As I said, this suit clearly illustrates three of the most basic principles of successful thrift shopping. The first point is the easiest to state: buy it when you find it. Here in Boston, it's only just gotten warm, if not hot, outside. After escaping the grip of an especially long a cold Winter followed by a relatively chilly and grey Spring, we're all more than happy to reject the heavy stuff in favor or madras and seersucker. But it just so happens that I found this suit yesterday, and it would be foolish to leave it behind simply because it will be months before I get to wear it. Conversely, I bought my best madras jacket in the middle of that very same long, cold Winter.

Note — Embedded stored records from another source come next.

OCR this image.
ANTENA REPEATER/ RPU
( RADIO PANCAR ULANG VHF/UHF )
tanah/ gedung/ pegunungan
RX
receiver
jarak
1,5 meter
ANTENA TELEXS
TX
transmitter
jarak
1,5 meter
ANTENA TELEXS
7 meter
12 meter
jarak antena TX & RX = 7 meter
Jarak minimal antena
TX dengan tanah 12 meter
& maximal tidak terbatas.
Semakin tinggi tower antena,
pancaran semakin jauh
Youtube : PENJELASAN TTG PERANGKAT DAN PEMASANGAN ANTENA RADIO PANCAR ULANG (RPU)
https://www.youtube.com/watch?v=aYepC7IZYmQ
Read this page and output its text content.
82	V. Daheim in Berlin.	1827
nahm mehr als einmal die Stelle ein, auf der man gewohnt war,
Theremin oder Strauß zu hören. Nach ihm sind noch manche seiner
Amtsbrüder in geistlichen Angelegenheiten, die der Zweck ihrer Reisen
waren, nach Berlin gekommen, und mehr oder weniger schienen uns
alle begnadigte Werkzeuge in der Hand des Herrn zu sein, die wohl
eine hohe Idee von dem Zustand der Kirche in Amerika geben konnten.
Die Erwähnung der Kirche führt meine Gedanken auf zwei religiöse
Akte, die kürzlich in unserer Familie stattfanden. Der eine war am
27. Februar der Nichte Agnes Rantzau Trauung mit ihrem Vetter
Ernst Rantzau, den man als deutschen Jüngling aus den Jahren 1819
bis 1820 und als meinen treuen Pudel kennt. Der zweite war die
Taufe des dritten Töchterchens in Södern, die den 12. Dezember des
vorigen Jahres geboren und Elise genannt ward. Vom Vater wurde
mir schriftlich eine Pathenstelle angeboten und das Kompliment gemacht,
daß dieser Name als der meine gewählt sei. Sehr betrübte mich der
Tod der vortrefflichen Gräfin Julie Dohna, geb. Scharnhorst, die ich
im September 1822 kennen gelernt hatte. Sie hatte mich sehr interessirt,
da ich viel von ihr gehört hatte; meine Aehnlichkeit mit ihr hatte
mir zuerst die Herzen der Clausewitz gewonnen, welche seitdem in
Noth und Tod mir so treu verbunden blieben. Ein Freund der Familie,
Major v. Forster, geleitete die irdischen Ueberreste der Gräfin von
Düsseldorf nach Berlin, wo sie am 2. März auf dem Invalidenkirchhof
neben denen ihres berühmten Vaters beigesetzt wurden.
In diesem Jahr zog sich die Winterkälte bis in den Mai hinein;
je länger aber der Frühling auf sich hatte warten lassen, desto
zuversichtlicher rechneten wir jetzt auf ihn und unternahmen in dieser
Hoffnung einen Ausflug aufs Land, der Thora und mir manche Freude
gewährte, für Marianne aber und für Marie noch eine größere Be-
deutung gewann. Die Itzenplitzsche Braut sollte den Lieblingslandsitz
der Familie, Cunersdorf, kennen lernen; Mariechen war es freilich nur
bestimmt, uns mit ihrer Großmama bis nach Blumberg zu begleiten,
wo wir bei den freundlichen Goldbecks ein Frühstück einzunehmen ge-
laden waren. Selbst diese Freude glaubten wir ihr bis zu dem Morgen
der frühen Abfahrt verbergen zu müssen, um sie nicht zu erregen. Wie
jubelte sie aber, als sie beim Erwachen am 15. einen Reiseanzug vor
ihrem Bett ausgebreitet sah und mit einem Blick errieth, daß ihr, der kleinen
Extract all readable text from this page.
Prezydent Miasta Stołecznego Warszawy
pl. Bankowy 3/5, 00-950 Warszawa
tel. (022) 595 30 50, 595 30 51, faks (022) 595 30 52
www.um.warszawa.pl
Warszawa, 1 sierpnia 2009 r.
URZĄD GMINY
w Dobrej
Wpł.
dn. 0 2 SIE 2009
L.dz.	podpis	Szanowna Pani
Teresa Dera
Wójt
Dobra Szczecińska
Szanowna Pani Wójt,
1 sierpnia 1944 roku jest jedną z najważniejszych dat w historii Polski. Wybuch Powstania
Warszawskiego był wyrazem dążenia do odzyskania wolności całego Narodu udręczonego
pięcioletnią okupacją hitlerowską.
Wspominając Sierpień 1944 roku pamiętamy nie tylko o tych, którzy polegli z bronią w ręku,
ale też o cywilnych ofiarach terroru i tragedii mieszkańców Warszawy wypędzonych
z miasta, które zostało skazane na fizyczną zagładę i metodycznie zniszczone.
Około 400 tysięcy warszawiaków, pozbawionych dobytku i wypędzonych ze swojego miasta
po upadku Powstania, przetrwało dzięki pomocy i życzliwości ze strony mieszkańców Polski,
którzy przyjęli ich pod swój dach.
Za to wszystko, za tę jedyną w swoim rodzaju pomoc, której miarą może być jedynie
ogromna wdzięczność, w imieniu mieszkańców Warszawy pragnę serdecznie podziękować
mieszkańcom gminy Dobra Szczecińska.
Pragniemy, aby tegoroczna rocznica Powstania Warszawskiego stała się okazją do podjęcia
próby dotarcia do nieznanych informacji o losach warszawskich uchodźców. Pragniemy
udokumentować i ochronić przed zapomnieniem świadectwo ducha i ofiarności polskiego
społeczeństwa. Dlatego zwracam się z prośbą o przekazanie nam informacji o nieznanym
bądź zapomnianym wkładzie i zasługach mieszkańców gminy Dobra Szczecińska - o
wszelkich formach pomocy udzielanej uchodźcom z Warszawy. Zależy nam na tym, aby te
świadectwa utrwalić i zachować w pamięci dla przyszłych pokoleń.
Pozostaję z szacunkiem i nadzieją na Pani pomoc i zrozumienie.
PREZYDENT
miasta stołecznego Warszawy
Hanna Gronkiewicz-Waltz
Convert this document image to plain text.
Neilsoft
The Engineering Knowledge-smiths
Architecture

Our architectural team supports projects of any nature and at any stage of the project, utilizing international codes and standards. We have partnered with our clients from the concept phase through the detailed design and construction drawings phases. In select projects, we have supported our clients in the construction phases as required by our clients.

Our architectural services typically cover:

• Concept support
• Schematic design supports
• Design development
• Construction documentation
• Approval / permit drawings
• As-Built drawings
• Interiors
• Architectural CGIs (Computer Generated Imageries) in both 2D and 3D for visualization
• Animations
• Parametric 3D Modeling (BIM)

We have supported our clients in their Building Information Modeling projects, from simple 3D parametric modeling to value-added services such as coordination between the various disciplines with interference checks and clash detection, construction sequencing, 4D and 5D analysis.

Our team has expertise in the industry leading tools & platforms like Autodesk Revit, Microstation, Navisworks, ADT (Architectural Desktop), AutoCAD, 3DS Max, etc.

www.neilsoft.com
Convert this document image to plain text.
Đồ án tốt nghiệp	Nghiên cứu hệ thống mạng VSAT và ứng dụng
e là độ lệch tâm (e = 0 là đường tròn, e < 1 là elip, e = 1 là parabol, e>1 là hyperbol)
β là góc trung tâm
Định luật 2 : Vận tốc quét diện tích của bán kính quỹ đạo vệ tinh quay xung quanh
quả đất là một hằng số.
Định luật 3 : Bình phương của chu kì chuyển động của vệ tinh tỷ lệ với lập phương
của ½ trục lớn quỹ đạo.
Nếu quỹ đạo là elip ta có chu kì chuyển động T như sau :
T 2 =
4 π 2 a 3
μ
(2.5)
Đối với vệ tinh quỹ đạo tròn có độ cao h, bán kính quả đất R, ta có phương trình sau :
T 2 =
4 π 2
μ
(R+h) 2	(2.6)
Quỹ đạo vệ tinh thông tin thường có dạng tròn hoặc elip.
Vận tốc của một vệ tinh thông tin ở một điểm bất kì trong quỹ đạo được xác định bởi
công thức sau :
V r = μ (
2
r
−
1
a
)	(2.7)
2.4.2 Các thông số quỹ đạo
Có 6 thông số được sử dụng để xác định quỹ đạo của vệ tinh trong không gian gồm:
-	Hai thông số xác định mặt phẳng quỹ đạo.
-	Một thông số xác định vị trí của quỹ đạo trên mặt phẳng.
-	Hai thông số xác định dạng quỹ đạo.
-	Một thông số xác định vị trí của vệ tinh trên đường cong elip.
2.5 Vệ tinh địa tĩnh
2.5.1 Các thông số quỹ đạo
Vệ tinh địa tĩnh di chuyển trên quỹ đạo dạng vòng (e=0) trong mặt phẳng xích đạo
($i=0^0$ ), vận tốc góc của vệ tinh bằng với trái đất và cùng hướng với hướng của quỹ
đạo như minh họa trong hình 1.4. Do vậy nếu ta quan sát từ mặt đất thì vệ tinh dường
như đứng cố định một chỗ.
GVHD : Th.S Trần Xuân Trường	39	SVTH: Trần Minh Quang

Secondly, this suit is the result of hard core thrift perseverance. I managed to reunite all three pieces from separately around the store. I found the jacket first, and was about to take a pass. A few minutes later, the vest turned up elsewhere in the store, and I realized the jacket wasn't just a jacket, but part of a suit. I took those two pieces to the pants section, where I then found the pants. I took the time to put them all together on one hanger, and paid suit price rather than three separate prices for each, though even at that it would have been crazy cheap. This cost me $14.99.
Thirdly, it speaks to the fact that thrift shopping takes vision. This suit is from the 1970s, but really the only "bad" 70s detail here is the wide waistband and belt loops. Truthfully, this isn't much of a problem anyway, since the suit is cut right and the pants are high enough that the entire waistband is covered by the vest, as it should be. Still, I plan to put in brace buttons and remove the belt loops, perhaps even have my tailor build buckle side tabs, thereby removing the only offending detail.
You see, being a full blast professional cheapskate is not as easy as simply rolling into the first thrift store you see with a dollar in your pocket. You have to know what you're doing. It takes vision, patience, and a lot of effort. Luck has only so much to do with it.